Last Saturday, President Obama gained the second jewel in his foreign policy triple crown: the Paris climate accord. It follows his Iran nuclear deal and awaits but the closing of Guantanamo to complete his glittering legacy.
To be sure, Obama will not be submitting the climate agreement for Senate ratification. It would have no chance of passing - as with the Iranian nuclear deal, also never submitted for the Senate ratification Obama knew he'd never get. And if he does close Guantánamo, it will be in defiance of overwhelming bipartisan congressional opposition.
You see, visionary thinkers like Obama cannot be bound by normal constitutional strictures. Indeed, the very unpopularity of his most cherished diplomatic goals is proof of their prophetic farsightedness.
Yet the climate deal brought back from Paris by Secretary of State John Kerry turns out to be no deal at all. It is, instead, a series of carbon-reducing promises made individually and unilaterally by the world's nations.
No enforcement, no sanctions, nothing legally binding. No matter, explained Kerry on Fox News Sunday: "This mandatory reporting requirement ... is a serious form of enforcement, if you will, of compliance, but there is no penalty for it, obviously."
If you think that's gibberish, you're not alone. NASA scientist James Hansen, America's leading carbon abolitionist, indelicately called the whole deal "bulls--."
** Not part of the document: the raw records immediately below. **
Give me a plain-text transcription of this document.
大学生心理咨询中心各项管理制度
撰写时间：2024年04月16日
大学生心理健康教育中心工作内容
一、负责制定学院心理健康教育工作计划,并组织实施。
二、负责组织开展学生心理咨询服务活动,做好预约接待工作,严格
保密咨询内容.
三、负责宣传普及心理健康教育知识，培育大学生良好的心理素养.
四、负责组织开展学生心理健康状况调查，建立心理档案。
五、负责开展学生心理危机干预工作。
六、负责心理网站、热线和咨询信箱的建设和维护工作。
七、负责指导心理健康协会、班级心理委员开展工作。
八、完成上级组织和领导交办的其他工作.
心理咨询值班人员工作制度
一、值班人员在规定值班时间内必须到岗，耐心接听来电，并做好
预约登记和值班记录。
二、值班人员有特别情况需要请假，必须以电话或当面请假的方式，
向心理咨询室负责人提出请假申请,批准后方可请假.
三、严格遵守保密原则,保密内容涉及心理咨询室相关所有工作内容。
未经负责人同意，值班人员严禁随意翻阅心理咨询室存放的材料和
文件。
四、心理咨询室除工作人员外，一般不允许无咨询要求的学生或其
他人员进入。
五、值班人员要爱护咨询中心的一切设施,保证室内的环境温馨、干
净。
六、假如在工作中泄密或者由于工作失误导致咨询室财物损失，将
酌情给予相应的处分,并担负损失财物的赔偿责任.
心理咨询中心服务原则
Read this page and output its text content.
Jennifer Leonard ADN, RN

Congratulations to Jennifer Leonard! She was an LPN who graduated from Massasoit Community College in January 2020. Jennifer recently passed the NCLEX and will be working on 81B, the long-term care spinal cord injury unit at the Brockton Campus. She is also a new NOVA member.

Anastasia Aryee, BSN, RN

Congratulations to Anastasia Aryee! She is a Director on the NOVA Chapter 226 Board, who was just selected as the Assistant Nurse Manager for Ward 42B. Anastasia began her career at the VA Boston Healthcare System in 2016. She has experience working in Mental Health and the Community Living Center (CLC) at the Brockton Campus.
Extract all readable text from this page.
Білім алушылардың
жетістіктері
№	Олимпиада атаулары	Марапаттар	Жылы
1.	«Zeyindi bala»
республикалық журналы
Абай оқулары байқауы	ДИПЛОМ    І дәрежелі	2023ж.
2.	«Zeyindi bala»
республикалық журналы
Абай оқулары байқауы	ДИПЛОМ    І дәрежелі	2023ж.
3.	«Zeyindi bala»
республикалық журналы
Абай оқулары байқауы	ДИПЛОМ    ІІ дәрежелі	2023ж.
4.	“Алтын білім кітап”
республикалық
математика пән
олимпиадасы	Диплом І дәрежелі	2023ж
The great Paris achievement is supposed to be global "transparency." But what can that possibly amount to when you can't even trust the reporting? Just three months ago, the world's greatest carbon emitter, China, admitted to having underreported its burning of coal by 17 percent, a staggering error (assuming it wasn't a deliberate deception) equal to the entire coal consumption of Germany.
I'm a climate-change agnostic. But I'm realistic enough to welcome prudent hedging against a possible worst-case scenario. I've long advocated for a multilateral agreement (unilateral U.S. actions being climatically useless and economically suicidal) negotiated with the most important players - say, India, China, and the European Union - containing real limits, real numbers, and real enforcement. That would be a genuine achievement.
What the climate-change conference produced instead was hot air, applauded by 196 well-fed participants. (Fourteen nights in Paris, after all.) China promises to begin reducing carbon emissions 15 years from now. India announced it will be tripling its coal-fired electricity capacity by 2030. Meanwhile, the Obama administration is effectively dismantling America's entire coal industry.
Looking for guidance on how the United States will fare under this new environmental regime? Take a glance at Obama's other great triumph, the Iran nuclear accord.
Does the American public know that the Iranian parliament has never approved it? And that the Iranian president has never signed it? Iran is not legally bound to anything. As the State Department freely admitted (in a letter to Rep. Mike Pompeo of the House Intelligence Committee), the deal "is not a treaty or an executive agreement, and is not a signed document." But don't worry. Its success "will depend not on whether it is legally binding or signed, but rather on the extensive verification measures" and our "capacity to reimpose - and ramp up - our sanctions if Iran does not meet its commitments."
And how is that going?
On Nov. 21, Iran conducted its second test of a nuclear-capable ballistic missile in direct contravention of two U.N. Security Council prohibitions, including one that incorporates the current nuclear agreement - which bans such tests for eight years.
Our response? After Iran's first illegal launch in October, the administration did nothing. A few words at the United Nations. Weren't we repeatedly assured that any Iranian violation would be met with vigorous action? No worry, again. As U.N. Ambassador Samantha Power recently told a congressional hearing, "discussions are a form of U.N. action."
The heart sinks.
It was obvious from the beginning that the administration promise of "snapback" sanctions was a farce. The Iranians knew it. Hence their contempt for even the prospect of American pushback: two illegal missile launches conducted ostentatiously even before sanctions are lifted and before they receive their $150 billion in unfrozen assets early next year.
Why not? They know Obama will ignore, downplay, and explain away any violation, lest it jeopardize his transformative foreign policy legacy.
It's a legacy of fictional agreements. The proliferators and the polluters are not bound. By our own volition, we are.
Only Guantanamo remains. Within a month, one-sixth of the remaining prisoners will be released. Obama will not be denied.